Soutenance de thèse de BOISSEAU Paul
Titre de thèse
Sur certains aspects spectraux de formules des traces relatives et les conjectures de Gan-Gross-Prasad
On some spectral aspects of relative trace formulae and the Gan–Gross–Prasad conjectures
Résumé de la thèse
Cette thèse porte sur des questions liées aux périodes de formes automorphes et aux développements spectraux de formules des traces. On applique nos résultats aux conjectures de Gan–Gross–Prasad et d'Ichino–Ikeda globales qui relient ces périodes à des valeurs spéciales de fonctions L.

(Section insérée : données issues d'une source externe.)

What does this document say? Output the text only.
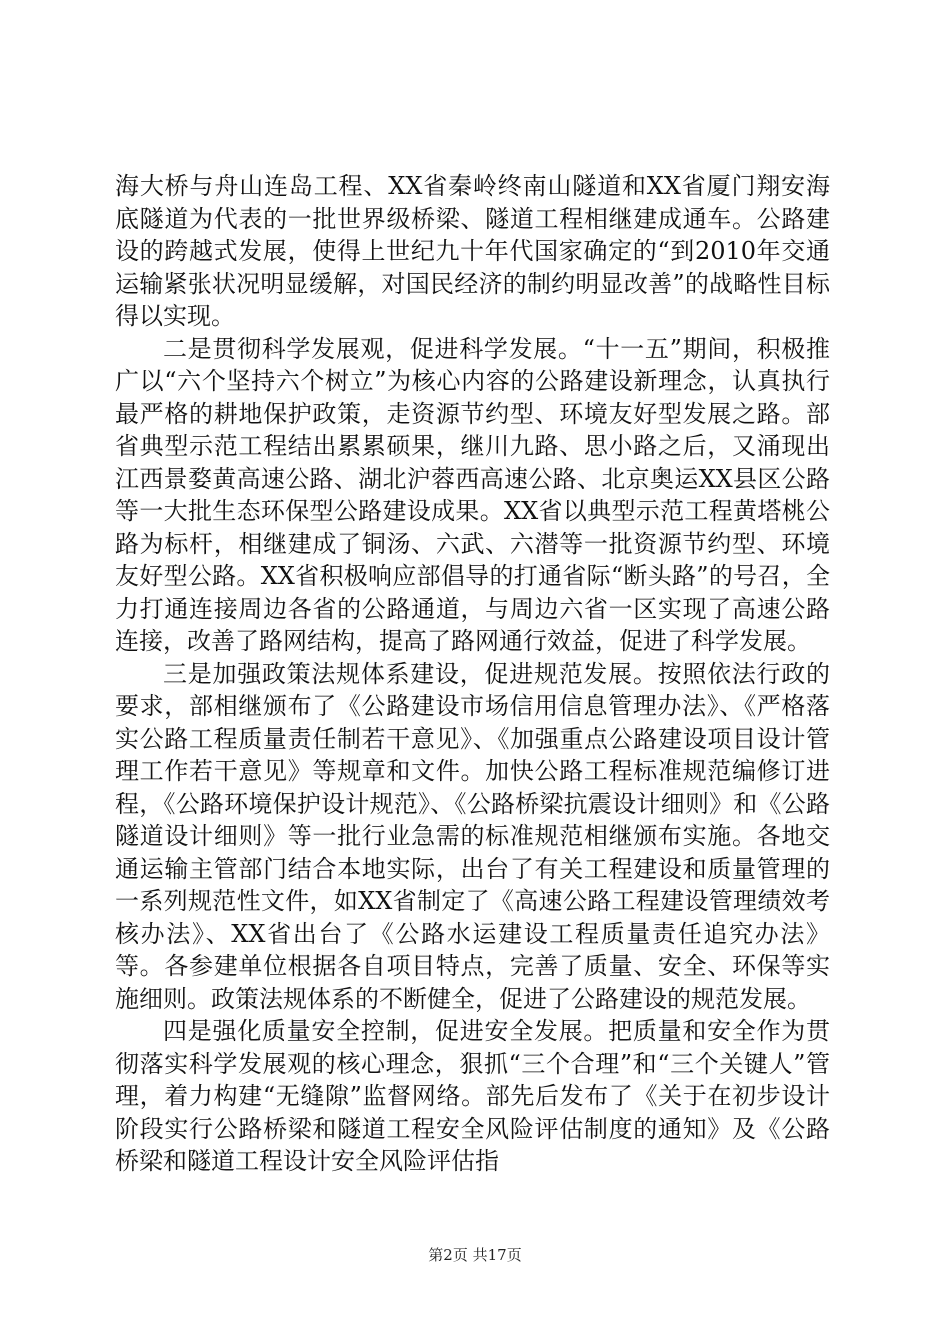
海大桥与舟山连岛工程、XX省秦岭终南山隧道和XX省厦门翔安海底隧道为代表的一批世界级桥梁、隧道工程相继建成通车。公路建设的跨越式发展，使得上世纪九十年代国家确定的“到2010年交通运输紧张状况明显缓解，对国民经济的制约明显改善”的战略性目标得以实现。

二是贯彻科学发展观，促进科学发展。“十一五”期间，积极推广以“六个坚持六个树立”为核心内容的公路建设新理念，认真执行最严格的耕地保护政策，走资源节约型、环境友好型发展之路。部省典型示范工程结出累累硕果，继川九路、思小路之后，又涌现出江西景婺黄高速公路、湖北沪蓉西高速公路、北京奥运XX县区公路等一大批生态环保型公路建设成果。XX省以典型示范工程黄塔桃公路为标杆，相继建成了铜汤、六武、六潜等一批资源节约型、环境友好型公路。XX省积极响应部倡导的打通省际“断头路”的号召，全力打通连接周边各省的公路通道，与周边六省一区实现了高速公路连接，改善了路网结构，提高了路网通行效益，促进了科学发展。

三是加强政策法规体系建设，促进规范发展。按照依法行政的要求，部相继颁布了《公路建设市场信用信息管理办法》、《严格落实公路工程质量责任制若干意见》、《加强重点公路建设项目设计管理工作若干意见》等规章和文件。加快公路工程标准规范编修订进程，《公路环境保护设计规范》、《公路桥梁抗震设计细则》和《公路隧道设计细则》等一批行业急需的标准规范相继颁布实施。各地交通运输主管部门结合本地实际，出台了有关工程建设和质量管理的一系列规范性文件，如XX省制定了《高速公路工程建设管理绩效考核办法》、XX省出台了《公路水运建设工程质量责任追究办法》等。各参建单位根据各自项目特点，完善了质量、安全、环保等实施细则。政策法规体系的不断健全，促进了公路建设的规范发展。

四是强化质量安全控制，促进安全发展。把质量和安全作为贯彻落实科学发展观的核心理念，狠抓“三个合理”和“三个关键人”管理，着力构建“无缝隙”监督网络。部先后发布了《关于在初步设计阶段实行公路桥梁和隧道工程安全风险评估制度的通知》及《公路桥梁和隧道工程设计安全风险评估指

第2页 共17页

La première moitié de la thèse porte sur les périodes de Fourier–Jacobi sur les groupes unitaires. Dans le premier chapitre, on étudie leur théorie locale et on démontre la conjecture d'Ichino–Ikeda non-ramifiée. Dans le second chapitre, on s'intéresse à leurs versions automorphes. On commence par régulariser les développements spectraux des deux formules des traces relatives de Liu. On effectue ensuite une comparaison des développements géométriques de ces formules afin de relier deux caractères relatifs globaux. Cela nous permet de démontrer les conjectures de Gan–Gross–Prasad et d'Ichino–Ikeda globales pour les modèles de Fourier–Jacobi sur les groupes unitaires. Les résultats de ce second chapitre ont été obtenus en collaboration avec Hang Xue et Weixiao Lu.
Dans la seconde moitié de la thèse, on étudie la question du prolongement de la période de Rankin–Selberg au spectre automorphe non générique des groupes généraux linéaires. En utilisant les travaux d'Ichino–Yamana et Zydor, on construit une période régularisée définie sur des induites de représentations automorphes discrètes pertinentes. On prouve qu'elle admet une expression en produit eulérien et que son annulation est équivalente à celle d'un certain quotient de fonctions L globales. Cela démontre la conjecture de Gan–Gross–Prasad non générique. On obtient aussi une nouvelle preuve d'une direction de la conjecture analogue locale, précisant ainsi les travaux de Chan dans le cas p-adique. Dans le cas archimédien, le résultat est complètement nouveau. On formule enfin une conjecture sur le développement spectral fin de la période de Rankin–Selberg.
Thesis resume
This thesis addresses questions related to periods of automorphic forms and spectral developments of trace formulae. We apply our results to the global Gan–Gross– Prasad and Ichino–Ikeda conjectures which relate these periods to special values of L-functions.
The first half of the thesis is concerned with Fourier–Jacobi periods on unitary groups. In the first chapter, we study their local theory and prove the non-ramified Ichino–Ikeda conjecture. In the second chapter, we examine their automorphic versions. We begin by regularizing the spectral developments of Liu's relative trace formulae. We then perform a comparison of the geometric developments of these formulae which allows us to relate two global relative characters. This leads to a proof of the global Gan–Gross–Prasad and Ichino–Ikeda conjectures for Fourier–Jacobi models on unitary groups. The results of this second chapter were obtained in collaboration with Hang Xue and Weixiao Lu.
In the second half of the thesis, we study the issue of extending the Rankin–Selberg period to the non-generic automorphic spectrum of general linear groups. Using the works of Ichino–Yamana and Zydor, we construct a regularized period defined on induced representations of relevant discrete automorphic representations. We prove that it admits an Euler product expression and that its vanishing is equivalent to that of a certain quotient of global L-functions. This proves the non-generic Gan–Gross–Prasad conjecture. Along the way, we also obtain a new proof of one direction of the analogous local conjecture. This refines the work of Chan in the p-adic case. In the Archimedean case this result is completely new. Finally, we formulate a conjecture on the fine spectral development of the Rankin–Selberg period.